Se me ligassem agora do Benfica não tinha muita dificuldade em aceitar

— Como avalia o trabalho de Roger Schmidt? «É um treinador que me surpreendeu muito na primeira época. Claro que a qualidade do plantel também ajuda. Eu, sendo um jogador que gosto mais de jogar e ter bola, só tenho a elogiar.»

 — E se lhe ligassem agora do Benfica, pensava em voltar? «Não tinha muita dificuldade em aceitar. Toda a gente sabe da dimensão do clube.
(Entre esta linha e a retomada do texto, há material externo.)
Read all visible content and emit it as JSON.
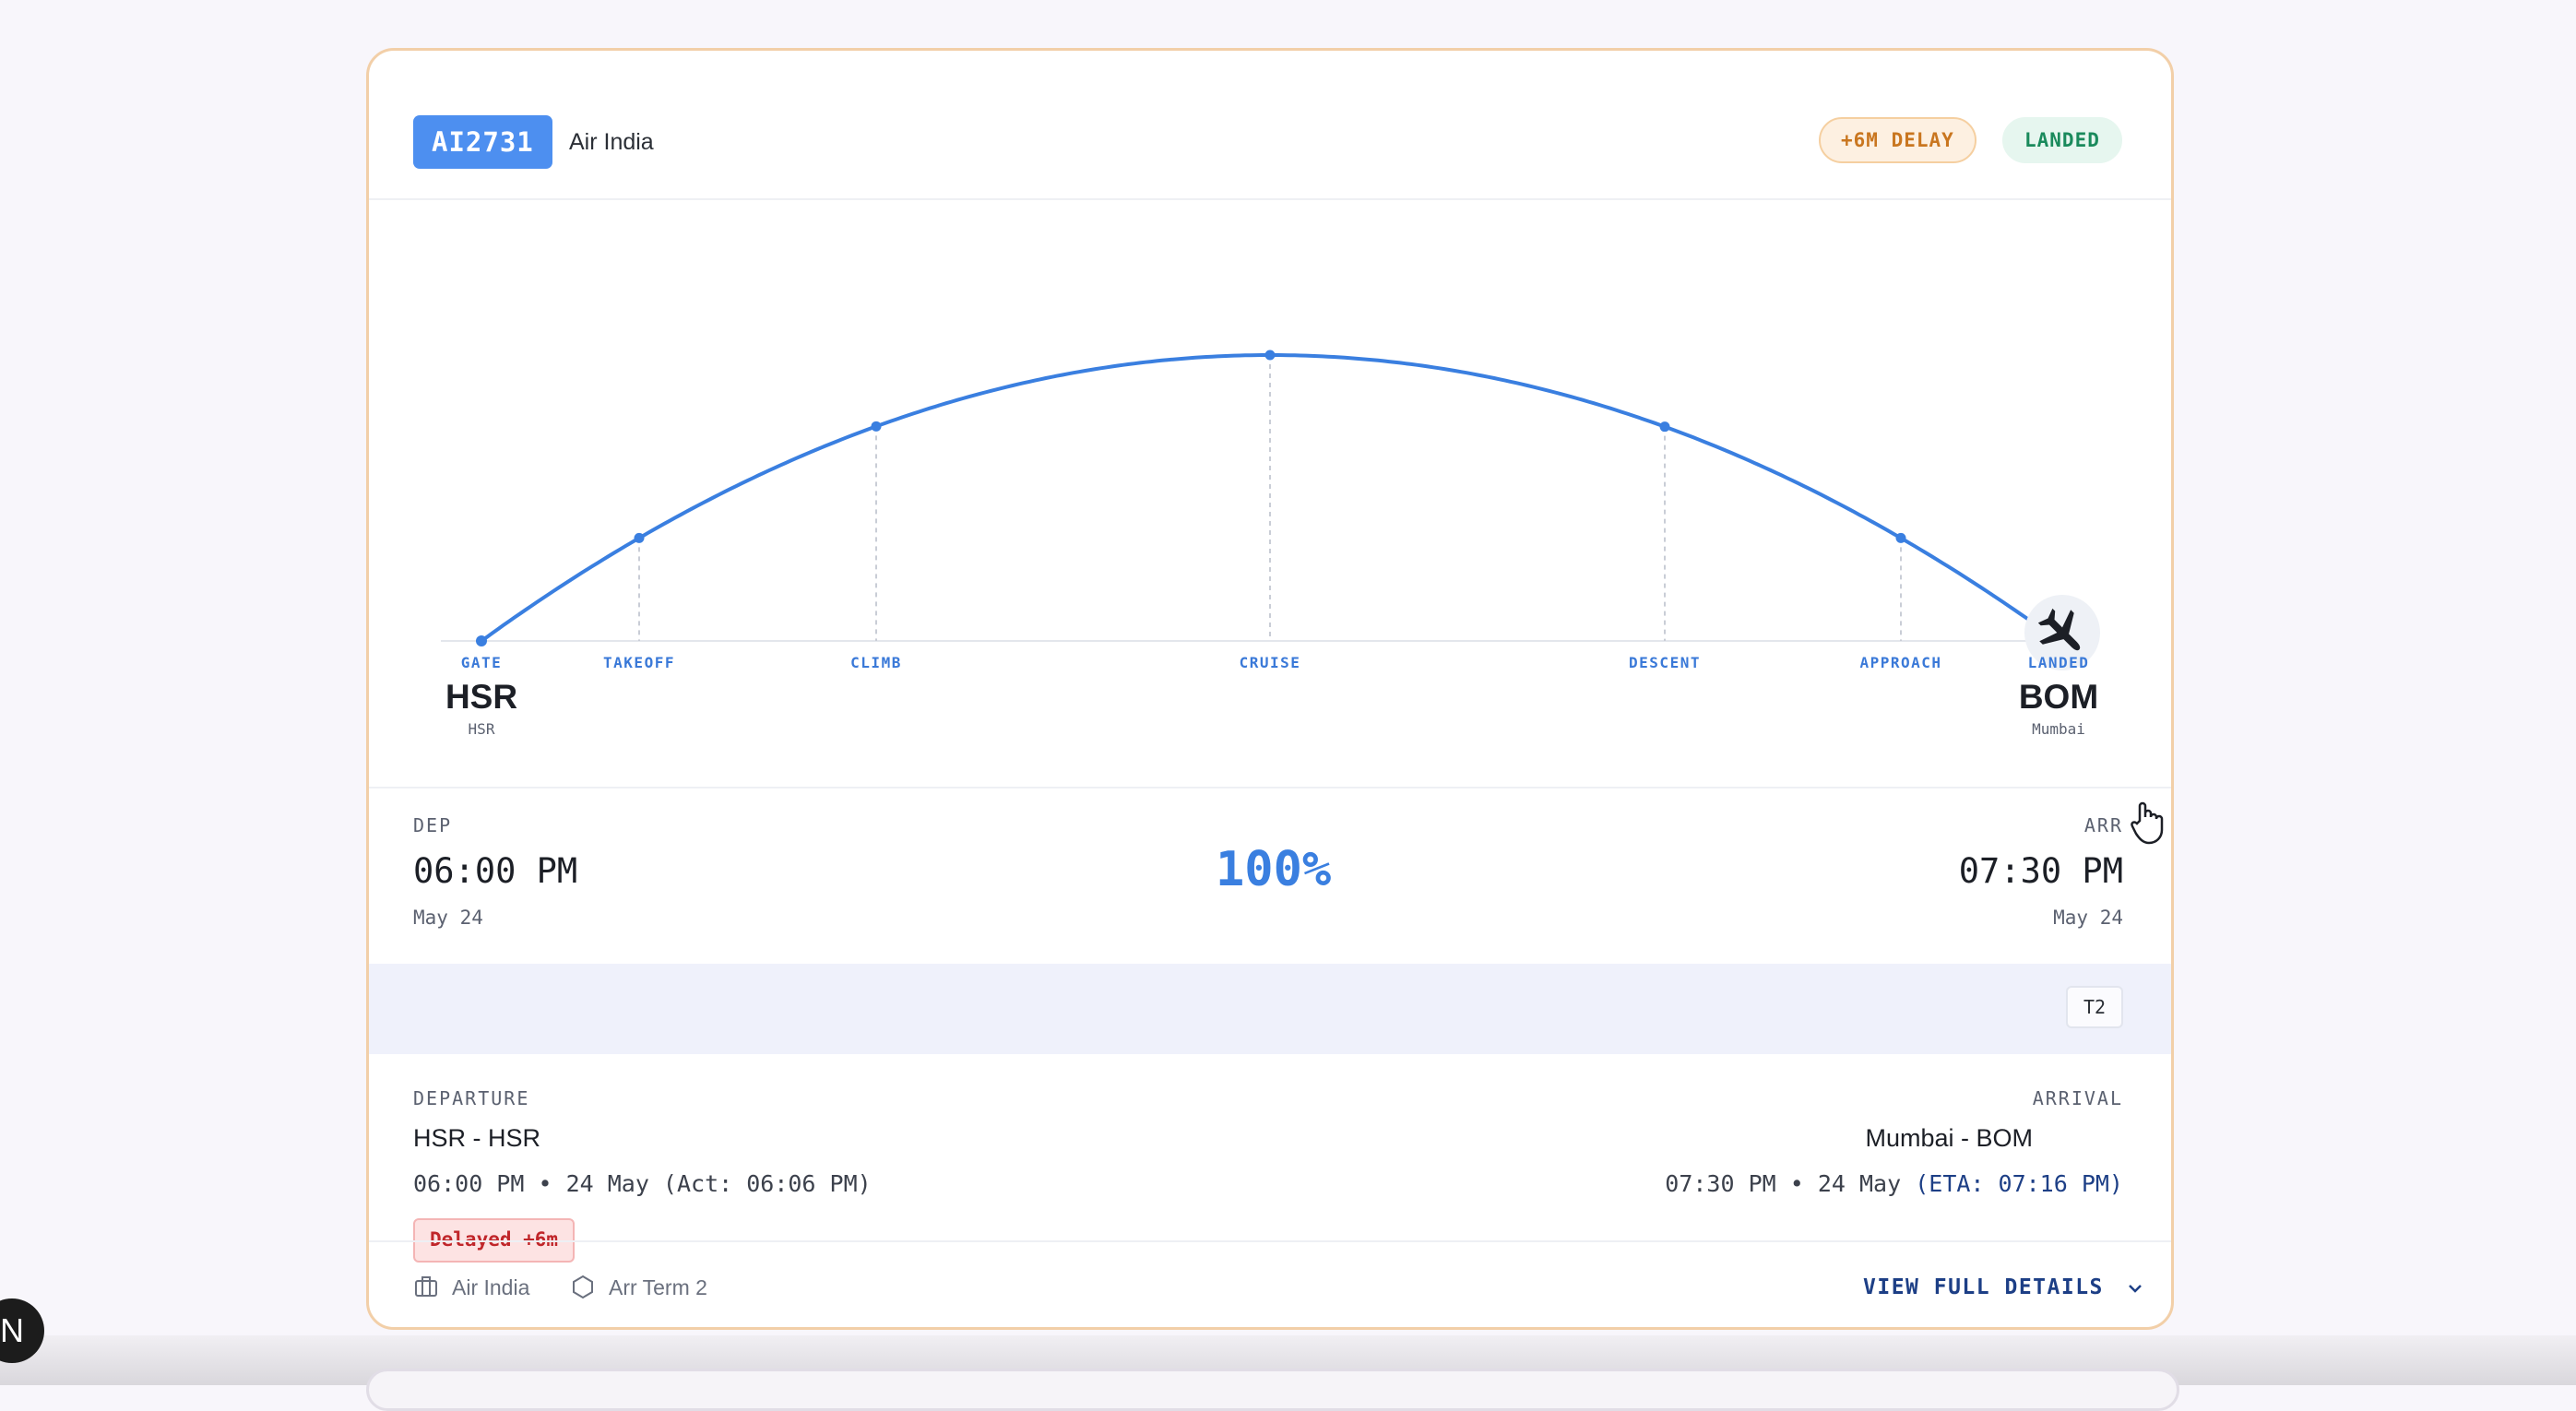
{
  "header": {
    "flight_number": "AI2731",
    "airline": "Air India",
    "delay_badge": "+6M DELAY",
    "status_badge": "LANDED"
  },
  "route_chart": {
    "origin": {
      "code": "HSR",
      "city": "HSR"
    },
    "destination": {
      "code": "BOM",
      "city": "Mumbai"
    },
    "phases": [
      "GATE",
      "TAKEOFF",
      "CLIMB",
      "CRUISE",
      "DESCENT",
      "APPROACH",
      "LANDED"
    ],
    "progress_fraction": 1.0,
    "line_color": "#3a7fe0",
    "plane_icon": "airplane-icon"
  },
  "times": {
    "dep_label": "DEP",
    "dep_time": "06:00 PM",
    "dep_date": "May 24",
    "progress_text": "100%",
    "arr_label": "ARR",
    "arr_time": "07:30 PM",
    "arr_date": "May 24"
  },
  "terminal": {
    "chip": "T2"
  },
  "details": {
    "departure_label": "DEPARTURE",
    "departure_route": "HSR - HSR",
    "departure_time": "06:00 PM • 24 May (Act: 06:06 PM)",
    "delay_tag": "Delayed +6m",
    "arrival_label": "ARRIVAL",
    "arrival_route": "Mumbai - BOM",
    "arrival_time": "07:30 PM • 24 May ",
    "arrival_eta": "(ETA: 07:16 PM)"
  },
  "footer": {
    "airline": "Air India",
    "terminal": "Arr Term 2",
    "view_details": "VIEW FULL DETAILS"
  },
  "overlay": {
    "badge_letter": "N"
  }
}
Pela mística que tem, e que eu senti muitos anos, não podia rejeitar.» 

— E se fosse convidado por FC Porto ou Sporting?  «Sim, nunca vou rejeitar um grande. Sou português e gosto sempre do melhor futebol. São equipas muito boas e seria muito difícil dizer que não.»

— Partilhou balneário com nomes como Renato Sanches, Rúben Dias, João Félix e Gonçalo Ramos na formação. Já aí se perspetivava o talento e uma possível afirmação internacional? «Sem dúvida, já se notava que naquela idade tinham um perfume, estavam uns passos à frente e conseguiam jogar um nível acima. Aquela competitividade para eles já era uma coisa banal. Tínhamos ali um bom balneário com algumas brincadeiras.» 

— Aprendeu muito com eles? «Claro, quando treinas com melhores jogadores, também te vai obrigar a evoluir, pensar e executar mais rápido. Neste tipo de clubes, tens de executar mais rápido e na perfeição.» 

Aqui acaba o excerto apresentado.